L'ironie légère contenue dans ses paroles procura à Angélique un soulagement inexprimable. Elle se laissa choir sur un siège en poussant un profond soupir.
– Ne croyez pas la partie gagnée, dit le comte. Je vous pose simplement une question. Que faire d'eux ? S'ils ne servent pas, au moins, d'exemple à ceux qui seraient tentés de les imiter. Libérés, ils attendront le moment de prendre une revanche. Or, je n'ai que faire d'éléments hostiles et dangereux parmi nous, sur une terre elle-même déjà remplie d'embûches... Je pourrais certes me débarrasser d'eux comme ils le prévoyaient pour nous, en les abandonnant avec leurs familles en un point désert de la côte, vers le Nord, par exemple. C'est les vouer à une mort aussi certaine que par pendaison. Quant à les conduire dévotement aux Iles, en remerciement de leur félonie, cette solution demeure exclue, même pour vous complaire. Je ruinerais mon crédit, non seulement auprès de mes hommes mais aux yeux de tout le Nouveau Continent. On n'y pardonne pas aux imbéciles.

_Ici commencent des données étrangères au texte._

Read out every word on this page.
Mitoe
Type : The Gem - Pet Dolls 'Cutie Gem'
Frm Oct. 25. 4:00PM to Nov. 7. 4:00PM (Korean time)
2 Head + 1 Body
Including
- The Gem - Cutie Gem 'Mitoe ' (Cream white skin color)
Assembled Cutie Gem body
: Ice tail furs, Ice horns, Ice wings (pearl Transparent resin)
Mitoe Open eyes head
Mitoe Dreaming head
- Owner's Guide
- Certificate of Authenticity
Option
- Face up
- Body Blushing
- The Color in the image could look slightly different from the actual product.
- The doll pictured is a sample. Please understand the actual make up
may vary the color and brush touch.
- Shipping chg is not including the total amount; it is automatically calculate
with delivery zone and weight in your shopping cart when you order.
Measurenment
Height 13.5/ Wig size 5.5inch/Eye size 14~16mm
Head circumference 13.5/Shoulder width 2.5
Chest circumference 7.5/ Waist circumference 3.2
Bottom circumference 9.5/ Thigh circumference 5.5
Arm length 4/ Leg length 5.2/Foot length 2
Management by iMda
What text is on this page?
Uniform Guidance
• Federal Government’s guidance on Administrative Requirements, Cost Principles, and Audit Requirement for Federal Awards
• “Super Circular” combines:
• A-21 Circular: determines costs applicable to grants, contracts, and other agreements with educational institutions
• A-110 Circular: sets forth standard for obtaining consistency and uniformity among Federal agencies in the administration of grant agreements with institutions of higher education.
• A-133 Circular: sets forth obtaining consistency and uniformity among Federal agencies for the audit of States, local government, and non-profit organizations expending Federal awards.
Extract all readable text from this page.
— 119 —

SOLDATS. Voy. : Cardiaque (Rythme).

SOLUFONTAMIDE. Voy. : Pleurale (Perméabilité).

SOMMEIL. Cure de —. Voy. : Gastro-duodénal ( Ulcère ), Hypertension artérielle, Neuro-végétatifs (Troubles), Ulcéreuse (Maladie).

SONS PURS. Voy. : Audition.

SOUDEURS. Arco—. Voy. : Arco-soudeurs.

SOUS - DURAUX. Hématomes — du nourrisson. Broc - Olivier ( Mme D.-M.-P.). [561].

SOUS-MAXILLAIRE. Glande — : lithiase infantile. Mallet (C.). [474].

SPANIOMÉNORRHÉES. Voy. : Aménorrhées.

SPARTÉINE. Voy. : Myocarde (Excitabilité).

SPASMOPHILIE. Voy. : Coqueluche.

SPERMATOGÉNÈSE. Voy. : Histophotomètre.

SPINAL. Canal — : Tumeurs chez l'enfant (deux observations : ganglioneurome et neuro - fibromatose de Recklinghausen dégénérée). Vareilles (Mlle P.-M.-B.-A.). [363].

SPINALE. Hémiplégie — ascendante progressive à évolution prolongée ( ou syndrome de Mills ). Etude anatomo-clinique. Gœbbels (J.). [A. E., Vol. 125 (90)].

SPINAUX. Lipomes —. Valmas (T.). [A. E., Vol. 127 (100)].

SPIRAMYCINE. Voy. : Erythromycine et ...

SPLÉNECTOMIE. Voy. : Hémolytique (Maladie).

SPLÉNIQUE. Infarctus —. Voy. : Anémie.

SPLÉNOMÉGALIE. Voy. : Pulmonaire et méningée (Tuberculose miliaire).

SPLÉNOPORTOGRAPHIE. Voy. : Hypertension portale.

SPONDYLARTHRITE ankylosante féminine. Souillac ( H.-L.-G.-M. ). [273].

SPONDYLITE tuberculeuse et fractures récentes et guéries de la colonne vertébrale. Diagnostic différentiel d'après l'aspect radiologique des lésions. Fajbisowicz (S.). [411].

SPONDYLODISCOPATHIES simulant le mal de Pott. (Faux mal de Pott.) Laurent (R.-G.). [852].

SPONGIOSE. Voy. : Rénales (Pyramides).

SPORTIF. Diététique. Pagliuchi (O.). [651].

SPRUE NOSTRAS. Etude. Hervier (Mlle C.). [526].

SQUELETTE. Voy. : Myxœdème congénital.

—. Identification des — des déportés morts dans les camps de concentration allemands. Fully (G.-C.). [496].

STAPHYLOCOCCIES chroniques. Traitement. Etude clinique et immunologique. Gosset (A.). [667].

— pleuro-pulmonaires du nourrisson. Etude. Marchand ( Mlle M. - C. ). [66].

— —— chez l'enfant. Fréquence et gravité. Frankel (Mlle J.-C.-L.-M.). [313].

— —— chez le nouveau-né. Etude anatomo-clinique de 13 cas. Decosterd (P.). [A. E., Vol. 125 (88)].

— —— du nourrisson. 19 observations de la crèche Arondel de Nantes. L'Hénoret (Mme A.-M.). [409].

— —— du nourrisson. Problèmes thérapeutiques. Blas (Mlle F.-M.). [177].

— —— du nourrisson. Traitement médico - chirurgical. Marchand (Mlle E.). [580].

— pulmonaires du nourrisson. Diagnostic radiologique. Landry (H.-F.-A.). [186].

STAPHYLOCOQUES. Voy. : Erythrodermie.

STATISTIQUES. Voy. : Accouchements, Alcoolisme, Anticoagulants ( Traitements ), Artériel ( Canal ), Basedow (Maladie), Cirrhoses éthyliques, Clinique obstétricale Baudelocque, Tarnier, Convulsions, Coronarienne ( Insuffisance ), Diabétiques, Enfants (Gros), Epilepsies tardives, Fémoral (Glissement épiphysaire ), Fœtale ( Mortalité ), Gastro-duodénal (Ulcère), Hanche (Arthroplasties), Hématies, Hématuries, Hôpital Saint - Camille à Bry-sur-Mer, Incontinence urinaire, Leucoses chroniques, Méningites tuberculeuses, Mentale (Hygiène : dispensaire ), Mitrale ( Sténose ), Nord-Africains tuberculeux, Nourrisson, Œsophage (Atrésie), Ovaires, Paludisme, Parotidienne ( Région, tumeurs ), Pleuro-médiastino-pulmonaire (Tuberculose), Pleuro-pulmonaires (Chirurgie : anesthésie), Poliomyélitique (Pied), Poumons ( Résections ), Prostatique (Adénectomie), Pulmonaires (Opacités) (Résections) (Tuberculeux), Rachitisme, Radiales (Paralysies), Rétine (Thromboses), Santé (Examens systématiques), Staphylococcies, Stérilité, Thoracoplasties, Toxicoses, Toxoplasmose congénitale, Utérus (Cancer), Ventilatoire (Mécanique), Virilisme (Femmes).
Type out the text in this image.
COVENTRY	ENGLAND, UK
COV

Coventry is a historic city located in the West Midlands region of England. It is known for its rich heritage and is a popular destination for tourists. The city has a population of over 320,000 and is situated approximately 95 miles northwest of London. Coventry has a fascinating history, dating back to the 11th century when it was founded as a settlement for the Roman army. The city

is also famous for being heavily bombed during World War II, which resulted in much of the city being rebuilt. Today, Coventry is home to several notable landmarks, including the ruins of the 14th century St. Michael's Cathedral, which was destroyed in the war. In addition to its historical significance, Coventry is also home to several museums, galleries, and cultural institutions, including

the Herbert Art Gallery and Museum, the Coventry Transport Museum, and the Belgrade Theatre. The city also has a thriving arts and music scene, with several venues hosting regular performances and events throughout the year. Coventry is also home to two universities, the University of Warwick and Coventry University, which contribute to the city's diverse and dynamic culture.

Angélique réfléchissait, la tête basse.
– Vous comptiez leur proposer de coloniser une partie de vos territoires. Pourquoi y renoncer ?
– Pourquoi ?... Mettre des armes entre les mains de ceux qui se sont déclarés mes ennemis ! Quelle garantie aurais-je de leur loyauté envers moi ?
– L'intérêt de la tâche que vous leur offrez. Vous m'avez dit l'autre jour qu'ils y gagneraient plus d'argent que dans n'importe quel commerce des Iles d'Amérique. Est-ce vrai ?
– C'est vrai. Mais il n'y a rien encore d'établi ici. Tout est à créer. Un port, une ville, un commerce.
– N'est-ce pas pour cela que l'idée vous est venue de les choisir, eux ? Vous saviez, sans nul doute, que les Huguenots font merveille quand il s'agit de s'accrocher aux terres nouvelles. On m'a dit que des Protestants anglais qui se faisaient appeler Pèlerins ont fondé récemment de belles villes sur une côte jusqu'alors déserte et sauvage. Les Rochelais en feront autant.
– Je n'en disconviens pas. Mais leur mentalité hostile et singulière me fait mal augurer de leur comportement à venir.
– Elle peut aussi constituer un gage de réussite. Il n'est certes pas aisé de s'entendre avec eux, mais ils sont bons commerçants et, de plus, courageux, intelligents. La seule façon dont ils ont conçu leur plan pour se rendre maîtres d'un navire de trois cents tonneaux, eux qui n'avaient rien au départ, ni armes ni or, et à peine l'expérience de la mer, n'est-elle pas déjà remarquable ?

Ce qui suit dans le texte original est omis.